Mientras hacía esas elucubraciones el sonido de una bocina rompió mi ensimismamiento. Julián acababa de hacer la señal que habíamos convenido antes de que saliera y, feliz por abandonar el improvisado velatorio, acudí raudo a abrirle la puerta. Mi sorpresa fue mayúscula cuando junto a mi compañero vi a Pepe Enciso, un chorizo de poca monta que tiempo atrás se había reciclado y había pasado a ser uno de los más conocidos peristas de Madrid.

Antes de que yo pudiera mostrar sorpresa o malestar Julián me guiñó un ojo, en un claro intento de tranquilizarme, y empezó a hablar, quizá para evitar que fuera yo quien tomara la palabra.

– Como verás, Emilio, apenas he tardado prácticamente; nada y como te prometí traigo a nuestro buen amigo Pepe para que colabore cono nosotros en este negocio.

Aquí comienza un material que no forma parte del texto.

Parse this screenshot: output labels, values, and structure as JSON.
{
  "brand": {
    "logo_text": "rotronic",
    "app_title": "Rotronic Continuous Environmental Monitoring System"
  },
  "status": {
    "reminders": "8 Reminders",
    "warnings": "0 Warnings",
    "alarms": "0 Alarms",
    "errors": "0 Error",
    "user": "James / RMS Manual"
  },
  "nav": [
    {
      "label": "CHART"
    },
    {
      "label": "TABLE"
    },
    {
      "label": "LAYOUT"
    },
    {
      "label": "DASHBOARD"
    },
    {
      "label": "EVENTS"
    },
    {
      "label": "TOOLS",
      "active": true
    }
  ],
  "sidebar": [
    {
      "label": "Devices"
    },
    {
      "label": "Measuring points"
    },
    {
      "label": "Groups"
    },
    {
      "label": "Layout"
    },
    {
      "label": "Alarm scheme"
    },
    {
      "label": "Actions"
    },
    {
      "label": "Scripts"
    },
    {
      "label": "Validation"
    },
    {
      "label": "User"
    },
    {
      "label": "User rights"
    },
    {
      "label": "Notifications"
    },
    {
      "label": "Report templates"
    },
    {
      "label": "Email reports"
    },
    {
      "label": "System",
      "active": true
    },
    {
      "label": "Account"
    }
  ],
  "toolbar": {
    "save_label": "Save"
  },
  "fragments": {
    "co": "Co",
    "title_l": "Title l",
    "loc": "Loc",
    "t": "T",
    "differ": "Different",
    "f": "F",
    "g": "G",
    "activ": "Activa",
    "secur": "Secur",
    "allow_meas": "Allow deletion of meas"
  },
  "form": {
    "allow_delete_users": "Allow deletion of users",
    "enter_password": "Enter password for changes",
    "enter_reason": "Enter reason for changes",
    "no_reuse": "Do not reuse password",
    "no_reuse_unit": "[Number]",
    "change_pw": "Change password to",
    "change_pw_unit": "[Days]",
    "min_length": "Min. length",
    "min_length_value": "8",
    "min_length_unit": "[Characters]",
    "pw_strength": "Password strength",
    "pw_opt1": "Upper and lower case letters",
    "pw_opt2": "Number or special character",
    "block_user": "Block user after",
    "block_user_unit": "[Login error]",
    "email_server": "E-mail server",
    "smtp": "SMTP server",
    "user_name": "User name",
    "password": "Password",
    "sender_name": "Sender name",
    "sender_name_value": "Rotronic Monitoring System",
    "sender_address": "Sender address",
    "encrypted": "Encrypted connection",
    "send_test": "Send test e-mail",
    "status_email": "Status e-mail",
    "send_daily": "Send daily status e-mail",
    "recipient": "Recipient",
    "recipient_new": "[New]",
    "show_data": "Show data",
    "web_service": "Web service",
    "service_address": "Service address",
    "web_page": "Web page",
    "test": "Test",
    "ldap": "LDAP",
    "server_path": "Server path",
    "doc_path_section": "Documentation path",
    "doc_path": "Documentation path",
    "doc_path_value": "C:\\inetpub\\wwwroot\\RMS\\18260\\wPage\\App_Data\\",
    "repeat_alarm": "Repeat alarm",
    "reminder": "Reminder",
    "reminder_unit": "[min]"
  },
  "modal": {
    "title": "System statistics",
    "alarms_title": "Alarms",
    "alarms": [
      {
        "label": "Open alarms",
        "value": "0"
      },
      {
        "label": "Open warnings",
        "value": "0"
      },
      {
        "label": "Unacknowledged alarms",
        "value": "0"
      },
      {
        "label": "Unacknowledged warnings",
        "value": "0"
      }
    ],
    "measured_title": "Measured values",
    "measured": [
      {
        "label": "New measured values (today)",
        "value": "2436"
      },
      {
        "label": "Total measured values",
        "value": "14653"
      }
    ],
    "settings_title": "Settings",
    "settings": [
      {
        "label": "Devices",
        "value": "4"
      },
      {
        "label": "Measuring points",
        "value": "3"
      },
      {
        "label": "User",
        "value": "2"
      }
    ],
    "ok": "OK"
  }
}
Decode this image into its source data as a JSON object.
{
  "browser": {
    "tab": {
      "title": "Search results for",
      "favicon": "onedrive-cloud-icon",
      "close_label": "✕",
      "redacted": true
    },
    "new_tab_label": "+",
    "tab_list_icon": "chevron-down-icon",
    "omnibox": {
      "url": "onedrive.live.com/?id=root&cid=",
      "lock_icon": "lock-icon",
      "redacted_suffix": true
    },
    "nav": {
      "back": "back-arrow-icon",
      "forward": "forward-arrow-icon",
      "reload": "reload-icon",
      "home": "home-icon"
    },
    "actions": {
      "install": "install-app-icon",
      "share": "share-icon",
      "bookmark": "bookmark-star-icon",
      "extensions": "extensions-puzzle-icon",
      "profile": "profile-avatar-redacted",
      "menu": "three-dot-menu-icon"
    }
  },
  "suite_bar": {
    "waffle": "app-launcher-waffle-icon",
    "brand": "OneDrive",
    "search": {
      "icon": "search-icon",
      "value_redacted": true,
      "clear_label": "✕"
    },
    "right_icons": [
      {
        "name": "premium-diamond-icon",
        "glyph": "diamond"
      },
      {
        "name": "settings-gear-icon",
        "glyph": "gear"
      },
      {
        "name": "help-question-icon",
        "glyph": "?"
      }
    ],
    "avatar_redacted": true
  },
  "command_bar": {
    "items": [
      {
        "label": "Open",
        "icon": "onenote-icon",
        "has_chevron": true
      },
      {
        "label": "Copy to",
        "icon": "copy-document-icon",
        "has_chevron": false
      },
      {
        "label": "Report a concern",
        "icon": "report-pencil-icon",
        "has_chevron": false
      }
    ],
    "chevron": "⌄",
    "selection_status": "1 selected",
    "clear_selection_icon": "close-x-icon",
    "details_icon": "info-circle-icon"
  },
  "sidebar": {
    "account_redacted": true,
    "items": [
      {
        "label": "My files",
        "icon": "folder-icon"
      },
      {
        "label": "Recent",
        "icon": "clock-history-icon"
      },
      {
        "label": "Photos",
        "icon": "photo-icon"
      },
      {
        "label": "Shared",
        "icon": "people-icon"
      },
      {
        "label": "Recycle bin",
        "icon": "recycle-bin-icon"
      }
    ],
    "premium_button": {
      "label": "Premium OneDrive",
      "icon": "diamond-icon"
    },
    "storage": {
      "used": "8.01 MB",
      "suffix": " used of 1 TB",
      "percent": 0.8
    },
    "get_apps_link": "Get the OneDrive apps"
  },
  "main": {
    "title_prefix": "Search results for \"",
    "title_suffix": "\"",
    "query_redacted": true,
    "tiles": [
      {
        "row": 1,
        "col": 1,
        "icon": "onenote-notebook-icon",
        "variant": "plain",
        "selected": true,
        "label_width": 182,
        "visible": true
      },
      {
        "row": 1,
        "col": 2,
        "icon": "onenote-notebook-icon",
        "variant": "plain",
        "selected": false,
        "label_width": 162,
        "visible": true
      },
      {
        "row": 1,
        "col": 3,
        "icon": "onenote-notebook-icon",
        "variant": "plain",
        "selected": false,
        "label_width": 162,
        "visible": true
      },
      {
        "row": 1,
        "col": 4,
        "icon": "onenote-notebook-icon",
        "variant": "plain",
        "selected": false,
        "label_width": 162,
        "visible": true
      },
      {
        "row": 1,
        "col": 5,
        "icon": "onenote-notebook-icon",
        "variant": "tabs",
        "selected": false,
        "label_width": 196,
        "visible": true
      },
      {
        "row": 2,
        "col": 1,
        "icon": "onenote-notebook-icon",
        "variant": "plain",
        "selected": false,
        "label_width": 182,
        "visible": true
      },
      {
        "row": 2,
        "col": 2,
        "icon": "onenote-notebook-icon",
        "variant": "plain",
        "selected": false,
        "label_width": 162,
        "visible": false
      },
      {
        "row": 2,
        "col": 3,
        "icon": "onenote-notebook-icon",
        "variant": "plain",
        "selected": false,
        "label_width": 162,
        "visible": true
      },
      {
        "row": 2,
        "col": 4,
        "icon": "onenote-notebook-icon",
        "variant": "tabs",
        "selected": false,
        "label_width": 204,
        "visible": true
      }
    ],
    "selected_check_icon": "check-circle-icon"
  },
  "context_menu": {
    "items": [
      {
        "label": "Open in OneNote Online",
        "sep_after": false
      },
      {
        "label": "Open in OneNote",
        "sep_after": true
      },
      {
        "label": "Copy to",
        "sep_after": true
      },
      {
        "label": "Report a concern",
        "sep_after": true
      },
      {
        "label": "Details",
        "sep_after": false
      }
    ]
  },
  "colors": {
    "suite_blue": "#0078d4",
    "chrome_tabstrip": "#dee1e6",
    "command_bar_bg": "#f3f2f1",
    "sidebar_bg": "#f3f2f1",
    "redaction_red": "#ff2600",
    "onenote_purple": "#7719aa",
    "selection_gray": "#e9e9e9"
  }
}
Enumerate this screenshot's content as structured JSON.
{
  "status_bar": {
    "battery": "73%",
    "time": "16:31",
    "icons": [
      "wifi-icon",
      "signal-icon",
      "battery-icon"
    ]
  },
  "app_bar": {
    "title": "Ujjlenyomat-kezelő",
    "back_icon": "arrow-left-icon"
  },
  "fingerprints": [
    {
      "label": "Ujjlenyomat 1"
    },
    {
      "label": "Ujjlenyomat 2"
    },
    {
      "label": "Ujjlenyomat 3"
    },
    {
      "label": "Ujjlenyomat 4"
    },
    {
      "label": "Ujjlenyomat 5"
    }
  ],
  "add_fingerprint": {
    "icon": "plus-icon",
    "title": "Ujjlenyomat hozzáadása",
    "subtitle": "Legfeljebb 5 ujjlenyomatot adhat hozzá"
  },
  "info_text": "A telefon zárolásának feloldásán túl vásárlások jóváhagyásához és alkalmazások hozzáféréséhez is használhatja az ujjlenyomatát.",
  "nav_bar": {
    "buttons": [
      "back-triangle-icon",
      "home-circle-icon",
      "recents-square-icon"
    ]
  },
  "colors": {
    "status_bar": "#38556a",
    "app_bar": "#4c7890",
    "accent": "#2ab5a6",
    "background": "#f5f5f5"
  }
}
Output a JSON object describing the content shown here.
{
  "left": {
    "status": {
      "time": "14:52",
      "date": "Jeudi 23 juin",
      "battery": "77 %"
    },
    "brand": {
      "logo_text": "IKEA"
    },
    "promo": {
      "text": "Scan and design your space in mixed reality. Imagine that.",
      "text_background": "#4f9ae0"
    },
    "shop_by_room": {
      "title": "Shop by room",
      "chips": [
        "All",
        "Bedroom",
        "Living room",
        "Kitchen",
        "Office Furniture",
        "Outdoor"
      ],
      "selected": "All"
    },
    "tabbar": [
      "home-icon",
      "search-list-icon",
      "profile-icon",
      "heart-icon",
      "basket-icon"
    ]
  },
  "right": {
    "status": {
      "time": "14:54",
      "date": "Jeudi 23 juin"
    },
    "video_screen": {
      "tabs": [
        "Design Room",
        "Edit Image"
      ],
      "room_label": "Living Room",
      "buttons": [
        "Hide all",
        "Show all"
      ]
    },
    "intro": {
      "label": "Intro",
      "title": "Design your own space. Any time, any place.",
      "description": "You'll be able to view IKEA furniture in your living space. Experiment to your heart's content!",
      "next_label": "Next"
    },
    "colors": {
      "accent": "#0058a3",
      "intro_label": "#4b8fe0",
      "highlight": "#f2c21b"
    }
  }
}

Yo no acababa muy bien de entender qué pintaba Pepe Enciso -don José Manuel Enciso y Costa, compraventa de antigüedades y joyería, según rezaba ampulosamente en las tarjetas de visita que había distribuido por todo Madrid- en lo que Julián había denominado negocio. Pepe era un conocido perista, pero no de los más solventes y, desde luego, si mi compañero le había elegido para proceder a la colocación de las joyas, su autoproclamada profesionalidad iba a quedar muy malparada. En mi opinión no tenía capacidad ni envergadura suficientes para hacerse cargo del asunto; no obstante decidí seguir el juego de mi compañero y me abstuve de pronunciar ningún comentario hostil.

– Bueno, Julián -dijo campechanamente Pepe-, ¿dónde está la mercancía que me quieres enseñar? Soy un hombre muy ocupado y no tengo todo el tiempo del mundo. He accedido a acompañarte hasta aquí como un favor personal, ya lo sabes, pero me gustaría acabar cuanto antes.

– Tranquilo, que en seguida la verás, y te vuelvo a asegurar que merece la pena. Está en la planta de arriba, así que no perdamos más tiempo y subamos a la escena del crimen -finalizó riéndose.

Al oír esas palabras hice un leve gesto con las cejas dirigido a Julián. ¿De verdad quería entrar con Pepe Enciso en la habitación del difunto Loperena? ¿Acaso se había olvidado de que, además del tesoro escondido, yacían allí los cadáveres de los dos ancianos? Pero Julián, sin hacer caso a mi silenciosa admonición, se encaminó hacia las escaleras, seguido a corta distancia por Pepe Enciso y, en último lugar, por un resignado y dubitativo Emilio Vázquez.

Cuando el chillido emitido por la garganta de Pepe llegó a mis oídos comprendí que acababa de descubrir los cuerpos ensangrentados de nuestras víctimas y, poco después, pude escuchar como un histérico perista decía a voz en grito que él se iba de allí, que no quería saber nada de aquel negocio.

– No seas pusilánime, hombre -oí decir a Julián-, ¿estás ante el negocio de tu vida y te vas a echar atrás? Tonto serías. Ten en cuenta que no se puede hacer una tortilla sin antes cascar los huevos. Y cuando veas la tortilla que nos vamos a comer seguro que tus escrúpulos desaparecen como por ensalmo. Emilio -añadió al verme entrar en la habitación-, muestra a nuestro buen amigo Pepe la mercancía.